In primary elections this week, Mississippi Democrats drove out Insurance Commissioner James Dale, largely because of his failure to challenge widely-hated insurance companies after the storms:
Hurricane Katrina can be largely blamed for removing Dale from the office he has held for 32 years.
His acceptance of contributions from insurance companies he regulates and the perception from many Katrina victims that he wasn't fighting hard enough for them appeared to be key issues in the campaign.
But we can't ignore the advertising campaign largely financed by Dickie Scruggs' law firm that viciously attacked Dale and supported his Democratic challenger, Gary Anderson.
Hurricane Katrina is leaving its mark on the 2007 elections in other ways. During our recent trip to the Mississippi coast, we met with leaders from groups like Coastal Women for Change and the Mississippi Immigrant Rights Alliance.
They reminded us that for many, the Mississippi coast is still a disaster zone, with people's minds focused on FEMA trailers, lost jobs and shatter lives. How does one even think about elections and politics when you're struggling for survival?
Ana Maria from the A.M in the Morning blog -- "dispatches from Katrina's ground zero" -- offers a moving first-hand perspective which reminds us of our country's failure to help the Gulf Coast recover:
Two days ago, Mississippi voters in the Democratic Primary ousted Insurance Commissioner George Dale, whose cozy relationship with Big Insurance became his electoral albatross.
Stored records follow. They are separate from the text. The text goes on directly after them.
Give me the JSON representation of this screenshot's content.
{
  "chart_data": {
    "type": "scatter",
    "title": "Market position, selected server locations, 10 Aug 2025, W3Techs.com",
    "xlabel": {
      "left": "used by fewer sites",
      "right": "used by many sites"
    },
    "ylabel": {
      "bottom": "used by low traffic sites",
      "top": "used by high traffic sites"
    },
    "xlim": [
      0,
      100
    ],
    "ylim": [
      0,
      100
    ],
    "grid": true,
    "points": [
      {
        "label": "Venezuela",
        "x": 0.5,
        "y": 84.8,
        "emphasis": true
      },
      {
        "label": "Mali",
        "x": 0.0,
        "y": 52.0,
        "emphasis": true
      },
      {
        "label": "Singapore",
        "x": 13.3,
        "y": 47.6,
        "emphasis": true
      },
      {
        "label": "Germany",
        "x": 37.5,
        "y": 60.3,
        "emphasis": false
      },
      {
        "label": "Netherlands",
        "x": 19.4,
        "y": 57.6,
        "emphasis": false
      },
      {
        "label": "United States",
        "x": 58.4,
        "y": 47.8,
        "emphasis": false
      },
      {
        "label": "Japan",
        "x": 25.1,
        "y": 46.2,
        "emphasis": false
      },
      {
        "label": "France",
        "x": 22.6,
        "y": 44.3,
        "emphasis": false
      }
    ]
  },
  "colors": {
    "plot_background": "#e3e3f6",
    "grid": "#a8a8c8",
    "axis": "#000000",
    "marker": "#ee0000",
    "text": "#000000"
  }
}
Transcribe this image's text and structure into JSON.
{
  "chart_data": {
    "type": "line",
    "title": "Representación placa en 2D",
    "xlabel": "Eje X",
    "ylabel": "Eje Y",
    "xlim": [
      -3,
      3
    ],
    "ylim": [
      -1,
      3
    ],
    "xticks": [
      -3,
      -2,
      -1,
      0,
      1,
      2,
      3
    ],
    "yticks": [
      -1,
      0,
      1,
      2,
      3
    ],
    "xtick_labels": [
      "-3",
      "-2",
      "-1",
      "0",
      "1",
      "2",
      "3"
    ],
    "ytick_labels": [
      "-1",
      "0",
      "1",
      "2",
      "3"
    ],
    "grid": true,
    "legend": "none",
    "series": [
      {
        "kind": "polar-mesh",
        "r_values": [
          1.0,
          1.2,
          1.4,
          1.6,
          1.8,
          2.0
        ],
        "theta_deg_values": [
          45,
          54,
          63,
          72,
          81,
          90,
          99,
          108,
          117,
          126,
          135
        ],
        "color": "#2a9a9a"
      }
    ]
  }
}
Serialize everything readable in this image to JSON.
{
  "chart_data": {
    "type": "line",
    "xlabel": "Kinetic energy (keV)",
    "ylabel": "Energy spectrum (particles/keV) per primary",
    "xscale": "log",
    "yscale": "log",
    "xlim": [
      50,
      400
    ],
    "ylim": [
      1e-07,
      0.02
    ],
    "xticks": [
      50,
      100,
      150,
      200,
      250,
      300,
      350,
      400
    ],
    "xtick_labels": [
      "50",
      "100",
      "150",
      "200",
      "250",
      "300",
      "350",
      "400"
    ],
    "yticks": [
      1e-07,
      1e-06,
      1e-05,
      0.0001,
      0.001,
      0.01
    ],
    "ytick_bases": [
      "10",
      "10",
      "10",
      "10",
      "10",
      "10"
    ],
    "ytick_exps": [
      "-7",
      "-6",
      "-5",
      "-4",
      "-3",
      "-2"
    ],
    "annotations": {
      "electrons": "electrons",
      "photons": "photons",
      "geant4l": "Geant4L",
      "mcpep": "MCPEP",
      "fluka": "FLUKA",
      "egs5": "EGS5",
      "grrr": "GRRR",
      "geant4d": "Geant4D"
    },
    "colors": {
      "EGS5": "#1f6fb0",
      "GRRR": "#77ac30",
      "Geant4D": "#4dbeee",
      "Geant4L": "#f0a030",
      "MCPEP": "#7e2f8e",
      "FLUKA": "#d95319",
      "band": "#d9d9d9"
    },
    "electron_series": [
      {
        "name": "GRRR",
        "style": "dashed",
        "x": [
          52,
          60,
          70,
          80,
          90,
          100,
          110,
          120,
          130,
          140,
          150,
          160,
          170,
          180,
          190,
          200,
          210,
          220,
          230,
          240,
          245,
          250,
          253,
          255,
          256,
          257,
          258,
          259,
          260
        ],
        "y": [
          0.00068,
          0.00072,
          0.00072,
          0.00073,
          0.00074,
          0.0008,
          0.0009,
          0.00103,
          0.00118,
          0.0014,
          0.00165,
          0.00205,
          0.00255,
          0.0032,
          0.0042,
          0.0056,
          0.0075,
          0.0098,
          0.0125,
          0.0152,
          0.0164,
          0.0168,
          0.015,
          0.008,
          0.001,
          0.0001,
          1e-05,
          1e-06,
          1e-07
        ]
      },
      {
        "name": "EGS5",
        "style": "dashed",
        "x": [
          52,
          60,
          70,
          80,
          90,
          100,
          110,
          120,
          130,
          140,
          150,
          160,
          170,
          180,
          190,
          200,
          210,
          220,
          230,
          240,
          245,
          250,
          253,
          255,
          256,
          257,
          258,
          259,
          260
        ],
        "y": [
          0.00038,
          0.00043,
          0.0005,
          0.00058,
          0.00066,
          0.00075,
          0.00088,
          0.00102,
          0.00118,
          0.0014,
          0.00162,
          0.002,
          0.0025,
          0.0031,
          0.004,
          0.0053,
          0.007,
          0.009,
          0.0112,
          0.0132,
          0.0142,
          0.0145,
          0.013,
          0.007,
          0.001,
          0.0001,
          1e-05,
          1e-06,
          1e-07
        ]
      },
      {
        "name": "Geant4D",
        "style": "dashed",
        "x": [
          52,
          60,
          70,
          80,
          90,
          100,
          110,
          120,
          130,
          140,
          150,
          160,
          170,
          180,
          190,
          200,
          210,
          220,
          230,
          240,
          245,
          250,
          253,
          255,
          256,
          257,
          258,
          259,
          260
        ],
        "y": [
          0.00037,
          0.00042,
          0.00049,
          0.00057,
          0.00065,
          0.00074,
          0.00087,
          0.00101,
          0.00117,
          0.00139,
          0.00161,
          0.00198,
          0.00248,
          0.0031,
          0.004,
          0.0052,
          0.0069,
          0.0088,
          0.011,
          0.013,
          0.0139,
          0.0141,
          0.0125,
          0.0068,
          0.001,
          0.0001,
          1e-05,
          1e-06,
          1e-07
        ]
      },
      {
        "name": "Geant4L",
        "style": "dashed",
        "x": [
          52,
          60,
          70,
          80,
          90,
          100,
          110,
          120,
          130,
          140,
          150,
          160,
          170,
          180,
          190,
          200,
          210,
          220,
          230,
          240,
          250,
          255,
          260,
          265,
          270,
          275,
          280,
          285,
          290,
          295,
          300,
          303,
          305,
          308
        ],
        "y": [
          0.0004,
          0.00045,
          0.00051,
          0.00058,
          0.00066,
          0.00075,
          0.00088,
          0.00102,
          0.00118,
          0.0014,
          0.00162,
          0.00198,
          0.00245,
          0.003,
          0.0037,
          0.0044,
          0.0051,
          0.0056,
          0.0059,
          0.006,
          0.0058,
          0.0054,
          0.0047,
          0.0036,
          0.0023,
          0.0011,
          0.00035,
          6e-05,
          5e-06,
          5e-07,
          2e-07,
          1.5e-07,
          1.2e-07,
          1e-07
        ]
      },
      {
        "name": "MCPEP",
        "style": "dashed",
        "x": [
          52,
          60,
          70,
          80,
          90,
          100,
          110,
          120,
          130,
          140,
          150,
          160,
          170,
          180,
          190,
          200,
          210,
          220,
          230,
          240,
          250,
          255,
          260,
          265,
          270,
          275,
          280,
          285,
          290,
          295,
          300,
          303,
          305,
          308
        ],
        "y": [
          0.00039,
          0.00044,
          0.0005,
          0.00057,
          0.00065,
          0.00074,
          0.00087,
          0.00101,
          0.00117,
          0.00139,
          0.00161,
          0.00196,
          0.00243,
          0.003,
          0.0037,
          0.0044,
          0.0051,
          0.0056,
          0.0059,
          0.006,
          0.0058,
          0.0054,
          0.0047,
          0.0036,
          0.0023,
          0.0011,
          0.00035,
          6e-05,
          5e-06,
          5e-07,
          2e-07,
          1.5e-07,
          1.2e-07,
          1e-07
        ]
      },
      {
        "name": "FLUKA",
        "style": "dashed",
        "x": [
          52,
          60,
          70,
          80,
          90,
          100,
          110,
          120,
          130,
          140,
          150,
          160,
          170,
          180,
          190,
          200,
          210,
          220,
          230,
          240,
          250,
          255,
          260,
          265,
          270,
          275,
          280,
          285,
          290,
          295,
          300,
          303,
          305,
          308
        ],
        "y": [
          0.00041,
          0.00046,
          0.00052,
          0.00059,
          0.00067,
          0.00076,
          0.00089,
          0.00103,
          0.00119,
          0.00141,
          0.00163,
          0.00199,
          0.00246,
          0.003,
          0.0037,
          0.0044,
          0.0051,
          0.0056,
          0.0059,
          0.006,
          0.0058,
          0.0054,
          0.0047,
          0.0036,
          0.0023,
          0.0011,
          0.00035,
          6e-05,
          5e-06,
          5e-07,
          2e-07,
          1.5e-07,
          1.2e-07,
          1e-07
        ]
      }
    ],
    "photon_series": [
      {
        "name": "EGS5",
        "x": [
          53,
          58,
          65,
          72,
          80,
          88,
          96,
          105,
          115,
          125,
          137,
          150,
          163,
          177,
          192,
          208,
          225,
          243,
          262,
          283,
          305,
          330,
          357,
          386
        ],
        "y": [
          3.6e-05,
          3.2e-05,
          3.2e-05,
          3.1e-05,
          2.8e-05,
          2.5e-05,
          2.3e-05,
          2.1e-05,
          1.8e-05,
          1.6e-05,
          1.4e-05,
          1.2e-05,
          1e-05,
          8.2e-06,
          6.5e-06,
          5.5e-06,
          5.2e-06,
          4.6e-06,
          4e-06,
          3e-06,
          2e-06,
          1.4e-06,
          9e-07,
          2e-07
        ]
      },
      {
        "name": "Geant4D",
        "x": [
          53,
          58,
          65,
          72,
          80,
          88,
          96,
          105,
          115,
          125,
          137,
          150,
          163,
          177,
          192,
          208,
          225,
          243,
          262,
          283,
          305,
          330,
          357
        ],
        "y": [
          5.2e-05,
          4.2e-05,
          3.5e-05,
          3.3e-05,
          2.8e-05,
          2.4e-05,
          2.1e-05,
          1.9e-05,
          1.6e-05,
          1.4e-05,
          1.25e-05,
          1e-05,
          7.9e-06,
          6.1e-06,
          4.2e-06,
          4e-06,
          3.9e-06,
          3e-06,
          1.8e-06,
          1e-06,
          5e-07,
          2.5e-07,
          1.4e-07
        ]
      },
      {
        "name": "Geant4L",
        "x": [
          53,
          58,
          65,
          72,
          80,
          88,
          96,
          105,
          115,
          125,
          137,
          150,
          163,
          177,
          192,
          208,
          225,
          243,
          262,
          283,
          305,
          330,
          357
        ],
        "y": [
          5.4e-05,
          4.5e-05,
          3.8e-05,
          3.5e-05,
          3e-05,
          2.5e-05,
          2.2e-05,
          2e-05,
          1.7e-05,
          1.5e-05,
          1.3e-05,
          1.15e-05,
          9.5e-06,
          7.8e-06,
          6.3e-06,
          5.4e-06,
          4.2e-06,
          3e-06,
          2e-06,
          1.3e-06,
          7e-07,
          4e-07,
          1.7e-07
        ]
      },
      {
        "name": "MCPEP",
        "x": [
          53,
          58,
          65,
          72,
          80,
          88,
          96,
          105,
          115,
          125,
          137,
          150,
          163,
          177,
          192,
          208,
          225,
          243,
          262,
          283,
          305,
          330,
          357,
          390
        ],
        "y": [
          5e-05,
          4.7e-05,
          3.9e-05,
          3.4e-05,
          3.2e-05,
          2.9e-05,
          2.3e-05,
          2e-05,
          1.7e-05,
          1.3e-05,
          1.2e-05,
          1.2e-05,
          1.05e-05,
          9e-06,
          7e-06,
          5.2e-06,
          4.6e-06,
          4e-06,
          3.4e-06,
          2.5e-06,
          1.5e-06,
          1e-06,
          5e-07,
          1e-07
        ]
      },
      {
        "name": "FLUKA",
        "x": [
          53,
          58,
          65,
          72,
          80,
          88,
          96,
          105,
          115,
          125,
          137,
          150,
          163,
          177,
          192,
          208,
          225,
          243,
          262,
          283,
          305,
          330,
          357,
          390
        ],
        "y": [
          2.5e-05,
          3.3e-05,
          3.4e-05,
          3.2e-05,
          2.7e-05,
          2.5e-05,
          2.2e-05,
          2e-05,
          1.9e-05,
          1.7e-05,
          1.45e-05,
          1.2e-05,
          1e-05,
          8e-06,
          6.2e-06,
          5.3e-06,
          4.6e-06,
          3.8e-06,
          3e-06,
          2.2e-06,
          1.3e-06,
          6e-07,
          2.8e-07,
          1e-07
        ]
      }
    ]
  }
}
Surely less than a year ago, Dale anticipated his re-election bid to retain the normalcy he had experienced over the last three decades of running for office.
The campaigns for newly-elected Democratic nominee Gary Anderson and his Republican opponent will recuperate from the primary, then redirect their efforts for the usual hustle and bustle of a general election, which will be held this November. Even inside the chaotic nature of every election campaign, there is a sense of normalcy to that chaos -- at least for those of us who've been in a few.
Here inside the Katrina-ravaged region, we're still struggling to return to a sense of normalcy. At Katrina's ground zero, we still have Wal-Mart as our only grocery store for at least a 30 minute ride in any direction. Insurance companies continue to low ball, delay, and fight tooth and nail to break their legal contracts to pay on legitimate wind damage claims. Reliable, solid, and reasonably priced contractors to repair homes are still miraculous to find. FEMA continues to jerk around municipalities.
Jobs are scarce. More scarce are employees. More scarce still? Housing. [...]
A sense of normalcy. That is what everyone here yearns for. Anytime some small effort is put forth, all one has to do is take a drive down beach boulevard in Bay St. Louis and Waveland, Miss., then cross the bridge and continue down highway 90 from Pass Christian through Long Beach, Gulfport, Biloxi, and Ocean Springs. The stairs leading to no where represent homes that have not been able to be rebuilt. Same with the slabs that are cleared of debris but overgrown with weeds. And the steel beams standing erect waiting for the walls to be returned to their pre-Katrina place.
For all of us here, a sense of pre-Katrina normalcy is long overdue.